How to Pass Command Line Arguments in Shell Scripting

Introduction

Hello Folks :) In this article, we will be learning several ways of passing command-line arguments to BASH shell scripts. BASH shell scripts take in command-line arguments as inputs both sequentially and also, parsed as options. 

The command-line utilities use arguments to trigger functions in a Bash script or choose between environments to execute the script. In Bash, arguments are configured in different ways as per the requirements.

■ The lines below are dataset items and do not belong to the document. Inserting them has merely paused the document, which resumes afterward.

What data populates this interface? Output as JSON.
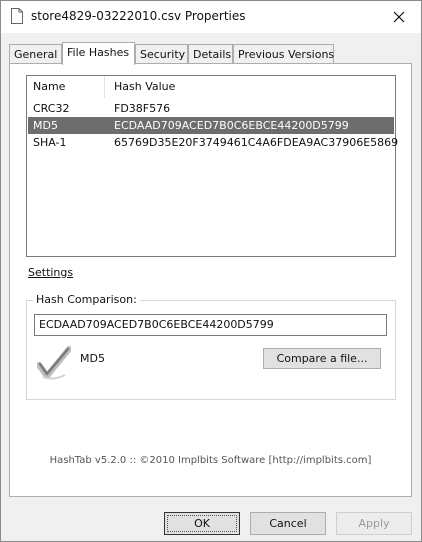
{
  "window": {
    "title": "store4829-03222010.csv Properties"
  },
  "tabs": [
    {
      "label": "General"
    },
    {
      "label": "File Hashes"
    },
    {
      "label": "Security"
    },
    {
      "label": "Details"
    },
    {
      "label": "Previous Versions"
    }
  ],
  "hash_list": {
    "columns": [
      "Name",
      "Hash Value"
    ],
    "rows": [
      {
        "name": "CRC32",
        "value": "FD38F576"
      },
      {
        "name": "MD5",
        "value": "ECDAAD709ACED7B0C6EBCE44200D5799"
      },
      {
        "name": "SHA-1",
        "value": "65769D35E20F3749461C4A6FDEA9AC37906E5869"
      }
    ],
    "selected_row": "MD5"
  },
  "settings_link": "Settings",
  "comparison": {
    "label": "Hash Comparison:",
    "input_value": "ECDAAD709ACED7B0C6EBCE44200D5799",
    "match_algorithm": "MD5",
    "compare_button": "Compare a file..."
  },
  "footer": "HashTab v5.2.0 :: ©2010 Implbits Software [http://implbits.com]",
  "buttons": {
    "ok": "OK",
    "cancel": "Cancel",
    "apply": "Apply"
  }
}
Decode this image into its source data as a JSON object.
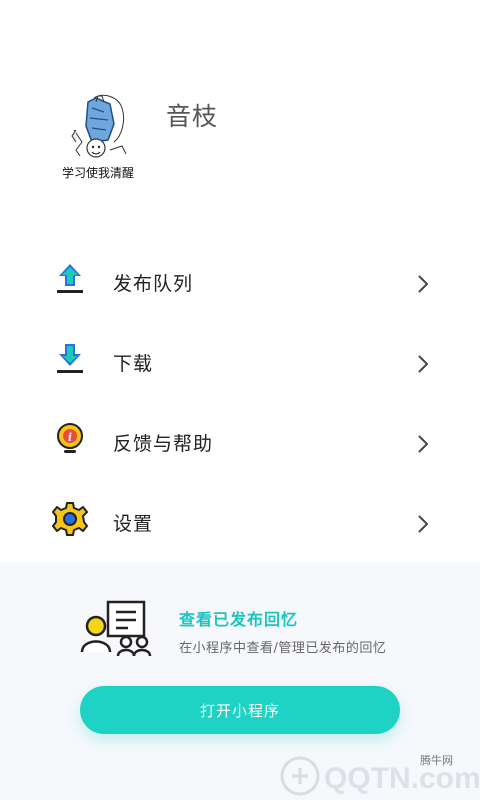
{
  "profile": {
    "avatar_caption": "学习使我清醒",
    "username": "音枝"
  },
  "menu": {
    "items": [
      {
        "label": "发布队列",
        "icon": "upload-icon"
      },
      {
        "label": "下载",
        "icon": "download-icon"
      },
      {
        "label": "反馈与帮助",
        "icon": "help-bulb-icon"
      },
      {
        "label": "设置",
        "icon": "gear-icon"
      }
    ]
  },
  "promo": {
    "title": "查看已发布回忆",
    "subtitle": "在小程序中查看/管理已发布的回忆",
    "button_label": "打开小程序"
  },
  "watermark": {
    "site": "腾牛网",
    "logo_text": "QQTN.com"
  },
  "colors": {
    "accent": "#1ed2c4",
    "promo_title": "#1bc5bf",
    "icon_blue": "#2b6fe0",
    "icon_teal": "#1fc9b7",
    "icon_yellow": "#f5c518",
    "promo_bg": "#f6f8fc"
  }
}
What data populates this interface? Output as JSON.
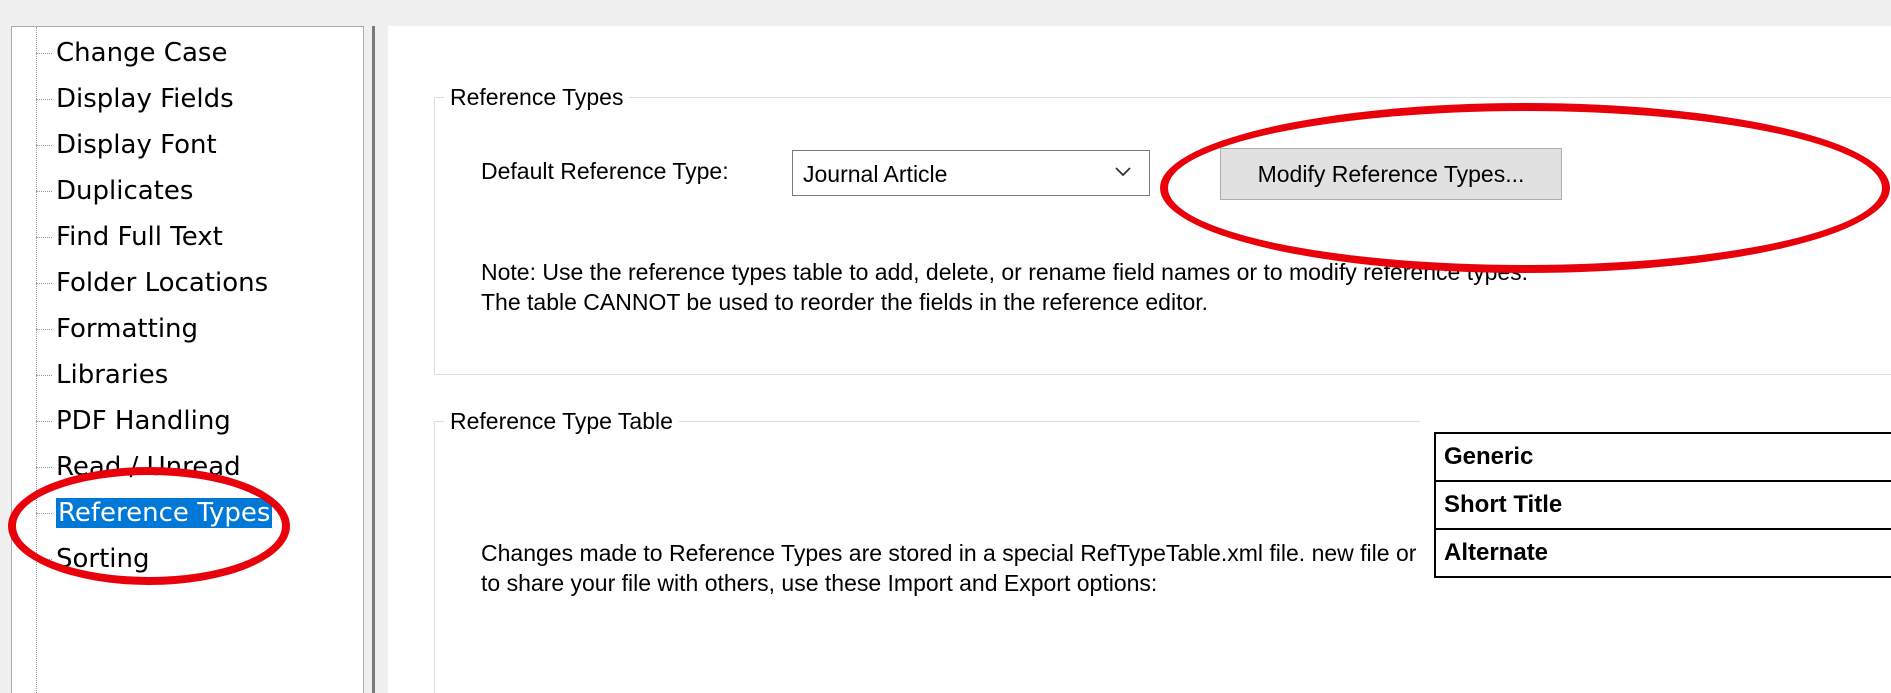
{
  "sidebar": {
    "items": [
      {
        "label": "Change Case"
      },
      {
        "label": "Display Fields"
      },
      {
        "label": "Display Font"
      },
      {
        "label": "Duplicates"
      },
      {
        "label": "Find Full Text"
      },
      {
        "label": "Folder Locations"
      },
      {
        "label": "Formatting"
      },
      {
        "label": "Libraries"
      },
      {
        "label": "PDF Handling"
      },
      {
        "label": "Read / Unread"
      },
      {
        "label": "Reference Types"
      },
      {
        "label": "Sorting"
      }
    ],
    "selected": "Reference Types"
  },
  "reference_types": {
    "group_title": "Reference Types",
    "default_label": "Default Reference Type:",
    "default_value": "Journal Article",
    "modify_button": "Modify Reference Types...",
    "note": "Note: Use the reference types table to add, delete, or rename field names or to modify reference types. The table CANNOT be used to reorder the fields in the reference editor."
  },
  "reference_type_table": {
    "group_title": "Reference Type Table",
    "text": "Changes made to Reference Types are stored in a special RefTypeTable.xml file. new file or to share your file with others, use these Import and Export options:"
  },
  "overlay_table": {
    "rows": [
      "Generic",
      "Short Title",
      "Alternate"
    ]
  },
  "colors": {
    "selection": "#0078d7",
    "annotation": "#e8000b"
  },
  "icons": {
    "dropdown": "chevron-down-icon"
  }
}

Positional Command Line Input Arguments

Bash Input arguments are read in a positional manner, from position $1, $2, ..$n. The pattern $ followed by an integer is a reserved structure to represent the command-line input arguments. 

"$@" expands into a list of separate parameters. 

"$*" is one parameter consisting of all the parameters added together. 

"$#" refer to the value of the total number of command line arguments passed.

$0 denotes the name of the script.

Here's a pictorial representation of positional command-line input arguments used to invoke a script:

Example - Creating a Command-Line Program

Here's a pictorial representation of positional command-line input arguments used to invoke a script. Consider the following script, demo.sh, where the arguments are printed according to their positions: 

$ vim demo.sh

#!/bin/bash
echo "Script name: $0"
echo "Input Arg 1: $1"
echo "Input Arg 2: $2"
echo "Input Arg 3: $3"
echo "-----------"
echo "All Input Args: $*"
echo "All Input Args: $@"
echo "Input Arg count: $#"

This shell script is executed with the arguments as shown below:

$ bash demo.sh 1 2 3 

Script name: demo.sh
Input Arg 1: 1
Input Arg 2: 2
Input Arg 3: 3
-----------
All Input Args: 1 2 3 
All Input Args: 1 2 3 
Input Arg count: 3 

Conclusion

In this article, we have covered the basics of passing the command line input arguments to a shell script. The example shows that we created the BASH script which uses the arguments that we provided to the script.